We are nearly a month into the Consumer Finance Protection Bureau’s (CFPB) rules for Qualified Mortgage (QM). I found a helpful guide to the new rules here: CFPB Whitepaper on ATR and QM. So far, the primary issues we are working through deal with upfront private mortgage insurance. This is required for conventional loans greater than 80% loan to value, or loans with less than a 20% down payment. Part of the QM rule says that all origination charges, including mortgage insurance, must be less than 3% of the loan amount for loans greater than $100,000. The confusion is in regards to refundable versus non-refundable mortgage insurance. The CFPB indicates that refundable doesn’t count unless it exceeds the FHA upfront amount of 1.75%. Many of our investors are requiring that we count the upfront mortgage insurance whether or not it is refundable. Before giving an example of how this can affect a home buyer, let’s review the benefit of upfront mortgage insurance.
For example, a $200,000 loan amount on a purchase price of $210,526 (5% down payment) would require mortgage insurance. On conventional loans, 5 options exist for this mortgage insurance: The buyer can pay it monthly, part monthly and part upfront, all upfront, the lender can pay it (by building it into the interest rate), or the seller can pay it through seller’s contribution (the seller isn’t actually paying it, rather it is built into the purchase price and financed). The cheapest option over time of these 5 is buyer paid upfront. Here’s why: the lowest upfront single premium amount is 1.7% of the loan amount. The cheapest monthly premium is .56% annually. Since PMI is required for 5 years, that means the annual cost x 5 is over 2.5%. So, by paying the MI upfront you recoup your money in a little over 3 years, never have to pay the monthly mortgage insurance as long as you have the loan, and don’t have to worry about getting the PMI cancelled.

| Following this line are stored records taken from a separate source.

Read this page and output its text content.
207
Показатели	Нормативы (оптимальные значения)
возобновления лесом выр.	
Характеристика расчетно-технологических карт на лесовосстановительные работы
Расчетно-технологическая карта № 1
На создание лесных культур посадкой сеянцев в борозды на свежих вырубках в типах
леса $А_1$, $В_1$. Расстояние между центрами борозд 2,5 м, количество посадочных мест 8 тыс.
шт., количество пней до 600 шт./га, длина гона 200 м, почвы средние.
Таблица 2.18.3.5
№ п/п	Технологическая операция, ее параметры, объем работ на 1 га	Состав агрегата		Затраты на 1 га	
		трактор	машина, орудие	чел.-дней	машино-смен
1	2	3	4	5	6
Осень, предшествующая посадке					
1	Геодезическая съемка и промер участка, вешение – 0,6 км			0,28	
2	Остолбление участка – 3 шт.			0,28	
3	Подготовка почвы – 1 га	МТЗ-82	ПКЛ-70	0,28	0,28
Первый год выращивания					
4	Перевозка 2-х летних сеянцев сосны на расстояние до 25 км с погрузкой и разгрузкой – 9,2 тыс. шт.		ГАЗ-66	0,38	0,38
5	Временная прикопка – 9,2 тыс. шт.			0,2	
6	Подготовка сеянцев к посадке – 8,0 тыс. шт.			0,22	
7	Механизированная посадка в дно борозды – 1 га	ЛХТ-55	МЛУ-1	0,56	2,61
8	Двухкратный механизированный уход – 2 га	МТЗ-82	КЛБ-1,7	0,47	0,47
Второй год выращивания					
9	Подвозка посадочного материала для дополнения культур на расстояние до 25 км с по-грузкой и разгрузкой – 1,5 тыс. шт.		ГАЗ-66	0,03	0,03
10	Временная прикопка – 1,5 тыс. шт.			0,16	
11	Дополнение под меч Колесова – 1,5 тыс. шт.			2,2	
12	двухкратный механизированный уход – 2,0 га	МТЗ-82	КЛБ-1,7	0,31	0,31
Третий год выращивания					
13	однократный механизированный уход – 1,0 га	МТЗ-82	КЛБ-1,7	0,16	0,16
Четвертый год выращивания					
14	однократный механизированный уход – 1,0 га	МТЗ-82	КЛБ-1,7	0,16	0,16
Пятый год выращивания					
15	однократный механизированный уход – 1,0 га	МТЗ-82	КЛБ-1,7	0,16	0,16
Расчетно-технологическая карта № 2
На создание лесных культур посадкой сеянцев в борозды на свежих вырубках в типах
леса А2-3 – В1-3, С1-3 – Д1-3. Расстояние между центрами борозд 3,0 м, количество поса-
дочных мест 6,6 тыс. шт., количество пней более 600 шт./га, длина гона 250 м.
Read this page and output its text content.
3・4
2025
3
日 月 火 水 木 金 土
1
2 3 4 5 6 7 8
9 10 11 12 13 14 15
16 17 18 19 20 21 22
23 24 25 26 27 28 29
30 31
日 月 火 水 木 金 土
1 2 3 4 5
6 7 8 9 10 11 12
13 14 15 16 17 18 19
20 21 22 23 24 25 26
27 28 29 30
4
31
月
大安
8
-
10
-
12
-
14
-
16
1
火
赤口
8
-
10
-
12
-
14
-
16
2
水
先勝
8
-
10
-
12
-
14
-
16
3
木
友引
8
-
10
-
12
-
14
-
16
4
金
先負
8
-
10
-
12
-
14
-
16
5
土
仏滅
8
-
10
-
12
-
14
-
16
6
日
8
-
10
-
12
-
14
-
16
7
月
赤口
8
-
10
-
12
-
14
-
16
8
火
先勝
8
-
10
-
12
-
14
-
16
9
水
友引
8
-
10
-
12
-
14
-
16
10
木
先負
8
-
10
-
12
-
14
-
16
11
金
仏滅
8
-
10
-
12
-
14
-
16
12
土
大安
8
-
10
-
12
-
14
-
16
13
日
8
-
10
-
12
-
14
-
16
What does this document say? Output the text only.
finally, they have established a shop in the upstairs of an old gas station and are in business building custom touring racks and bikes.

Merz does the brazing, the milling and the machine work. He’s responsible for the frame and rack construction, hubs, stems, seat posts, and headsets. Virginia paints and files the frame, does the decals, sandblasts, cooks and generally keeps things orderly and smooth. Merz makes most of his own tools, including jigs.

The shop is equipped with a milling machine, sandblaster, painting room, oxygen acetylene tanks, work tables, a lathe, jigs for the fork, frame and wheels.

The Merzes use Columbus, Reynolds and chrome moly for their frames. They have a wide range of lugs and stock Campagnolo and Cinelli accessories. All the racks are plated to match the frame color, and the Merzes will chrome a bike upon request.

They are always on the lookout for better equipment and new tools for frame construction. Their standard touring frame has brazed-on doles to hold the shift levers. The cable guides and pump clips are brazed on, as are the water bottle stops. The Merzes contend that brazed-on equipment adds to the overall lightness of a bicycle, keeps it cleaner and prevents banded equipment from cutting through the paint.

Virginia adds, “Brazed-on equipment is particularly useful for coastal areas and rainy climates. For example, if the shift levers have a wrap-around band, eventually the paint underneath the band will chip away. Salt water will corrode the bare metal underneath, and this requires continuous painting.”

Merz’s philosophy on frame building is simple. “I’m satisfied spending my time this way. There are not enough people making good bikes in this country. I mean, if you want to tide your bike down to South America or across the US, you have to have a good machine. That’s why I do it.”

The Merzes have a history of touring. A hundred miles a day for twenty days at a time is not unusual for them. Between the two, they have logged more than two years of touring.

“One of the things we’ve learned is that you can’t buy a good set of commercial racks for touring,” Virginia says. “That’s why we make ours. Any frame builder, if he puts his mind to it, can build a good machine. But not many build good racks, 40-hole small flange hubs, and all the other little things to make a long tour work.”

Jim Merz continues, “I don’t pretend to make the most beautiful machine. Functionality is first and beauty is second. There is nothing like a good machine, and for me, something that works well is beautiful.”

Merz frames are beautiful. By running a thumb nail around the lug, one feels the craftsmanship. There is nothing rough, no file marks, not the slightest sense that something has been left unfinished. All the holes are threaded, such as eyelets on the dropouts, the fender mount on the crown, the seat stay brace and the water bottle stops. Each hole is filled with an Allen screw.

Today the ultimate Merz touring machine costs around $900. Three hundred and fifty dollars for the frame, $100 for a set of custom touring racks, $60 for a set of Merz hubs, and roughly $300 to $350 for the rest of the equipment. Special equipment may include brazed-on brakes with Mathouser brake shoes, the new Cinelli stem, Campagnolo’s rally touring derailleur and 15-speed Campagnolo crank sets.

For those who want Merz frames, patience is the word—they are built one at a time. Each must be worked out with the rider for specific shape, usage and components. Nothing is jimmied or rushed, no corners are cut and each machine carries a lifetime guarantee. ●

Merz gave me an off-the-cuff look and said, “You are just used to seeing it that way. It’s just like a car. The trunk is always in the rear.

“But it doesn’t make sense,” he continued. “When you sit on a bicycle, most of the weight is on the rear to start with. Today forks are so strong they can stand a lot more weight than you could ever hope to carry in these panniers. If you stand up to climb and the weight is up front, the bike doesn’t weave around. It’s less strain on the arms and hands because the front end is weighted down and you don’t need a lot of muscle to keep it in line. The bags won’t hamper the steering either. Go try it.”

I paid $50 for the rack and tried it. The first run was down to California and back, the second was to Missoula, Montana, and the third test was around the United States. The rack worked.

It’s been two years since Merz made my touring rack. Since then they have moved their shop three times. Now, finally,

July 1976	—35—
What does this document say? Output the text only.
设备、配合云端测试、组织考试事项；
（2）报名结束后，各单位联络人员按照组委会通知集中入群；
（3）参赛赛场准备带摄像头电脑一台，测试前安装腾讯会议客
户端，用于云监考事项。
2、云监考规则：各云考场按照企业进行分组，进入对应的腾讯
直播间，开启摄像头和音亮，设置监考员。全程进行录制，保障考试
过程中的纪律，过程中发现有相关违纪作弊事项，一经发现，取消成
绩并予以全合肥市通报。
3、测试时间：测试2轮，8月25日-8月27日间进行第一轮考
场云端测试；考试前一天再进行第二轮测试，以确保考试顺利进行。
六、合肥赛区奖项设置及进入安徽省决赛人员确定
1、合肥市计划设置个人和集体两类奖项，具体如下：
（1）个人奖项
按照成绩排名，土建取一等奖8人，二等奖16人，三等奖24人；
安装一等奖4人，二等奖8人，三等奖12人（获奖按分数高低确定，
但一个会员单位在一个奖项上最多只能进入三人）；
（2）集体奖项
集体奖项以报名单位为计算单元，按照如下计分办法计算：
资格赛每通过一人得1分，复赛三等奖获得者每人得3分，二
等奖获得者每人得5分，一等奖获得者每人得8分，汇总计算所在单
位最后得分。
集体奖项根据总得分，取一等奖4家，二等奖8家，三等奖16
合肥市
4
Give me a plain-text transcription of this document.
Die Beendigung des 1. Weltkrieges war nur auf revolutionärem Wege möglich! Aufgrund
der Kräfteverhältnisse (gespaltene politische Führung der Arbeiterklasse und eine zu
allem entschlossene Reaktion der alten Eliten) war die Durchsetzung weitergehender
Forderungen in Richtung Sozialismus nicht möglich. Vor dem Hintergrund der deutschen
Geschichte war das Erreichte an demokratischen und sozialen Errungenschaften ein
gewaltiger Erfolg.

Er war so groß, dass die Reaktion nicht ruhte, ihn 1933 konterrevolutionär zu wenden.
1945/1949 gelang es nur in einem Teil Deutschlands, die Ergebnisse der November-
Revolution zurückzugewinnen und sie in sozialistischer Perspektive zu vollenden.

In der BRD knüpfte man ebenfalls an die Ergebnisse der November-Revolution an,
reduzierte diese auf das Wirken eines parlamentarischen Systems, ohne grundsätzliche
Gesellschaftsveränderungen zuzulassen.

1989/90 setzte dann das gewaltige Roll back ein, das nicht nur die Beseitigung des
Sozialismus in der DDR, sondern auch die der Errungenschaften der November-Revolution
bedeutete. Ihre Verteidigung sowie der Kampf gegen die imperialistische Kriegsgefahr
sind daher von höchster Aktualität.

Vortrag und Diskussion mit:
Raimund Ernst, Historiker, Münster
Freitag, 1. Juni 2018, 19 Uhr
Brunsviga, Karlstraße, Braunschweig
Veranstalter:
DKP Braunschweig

Why this is important: if the 1.7% counts into the 3% maximum fees calculation, and the lender charges the customary 1% origination fee (I know some lenders advertise no origination fees – they are simply building it into the rate instead), and the underwriting and processing costs exceed .3% (which they generally would or be close to exceeding that), then the total fees would exceed 3% and the buyer would not get the advantage of having the option of doing one-time, upfront mortgage insurance. It also makes no difference if the lender or seller pay this, it still has to be counted into the 3%. Our solution to this is to move to a split premium (buyer paid part monthly, part upfront), or remove the origination fee. The mortgage and mortgage insurance industries also continue to press the CFPB for clear definition on excluding the refundable upfront premium from the calculation.
The other noticeable change has been in underwriting. Thus far, the underwriters have indicated that they will examine income documentation under a modified lens, or in other words some people that would have qualified before will no longer. The best answer for a home buyer: contact our team to review your scenario. We explore every option available to find the best solution for you and do the underwriting upfront (no pun intended!) to eliminate surprises.
The primary impact home buyers and home owners will see from the Qualified Mortgage (QM) rule is the ability to repay provision. Here in Minnesota, we have been ahead of the national curve due to changes made to state law in 2007 and 2008. Mortgage originators have been required to document a borrower’s ability to repay a mortgage by comparing their income documentation and outstanding liabilities from the credit report and total housing expenses. However, the specific definition of “ability to repay” wasn’t provided, other than to say “reasonable.” The standards will become more strict.
The new ability to repay federal law comes with a definition stating that a borrower does not have the ability to repay a loan if their total debt to income ratio (DTI) exceeds 43%. Today, we can get loans approved with a much higher DTI, which for some borrowers does make sense and they do have a “reasonable” ability to repay the mortgage.
However, the primary impact of the new rule will limit everyone to the same DTI regardless of “reasonable” or not. Critics of “reasonable” will state that no one should have a DTI over 43% as that is too high, but they fail to consider a wide array of circumstances where the DTI is not a valid test of ability to repay.
Here are a few examples: self-employed persons, commissioned employees with less than a 2-year history of commission, non-borrowing spouses, roommates that pay rent, part-time employees, and other situations where a “compensating factor” applies but the total income picture cannot be used to qualify the borrower. When reviewing these scenarios under the “reasonable” microscope, it sometimes makes sense to approve a loan with a higher DTI, knowing that they strong ability to repay regardless of the ratio.
The current Consumer Finance Protection Bureau (CFPB as created by Dodd-Frank 2010) rule allows for a “temporary” exception to the 43% DTI rule when the loan is eligible for sale or guaranteed by either Fannie Mae or Freddie Mac. It doesn’t say how long this temporary exception applies, and most FNMA/FHLMC approvals are currently limited to 45% anyway (except HARP refinances and other applications with very strong qualifying criteria).
Mortgage loan officers will adhere to the Qualified Mortgage rule as it gives us “safe harbor” from future liability if the loan fails to perform (or the borrower defaults, depending on how you look at it). No loan officer will want to be sued because their client could not or did not pay their mortgage payment.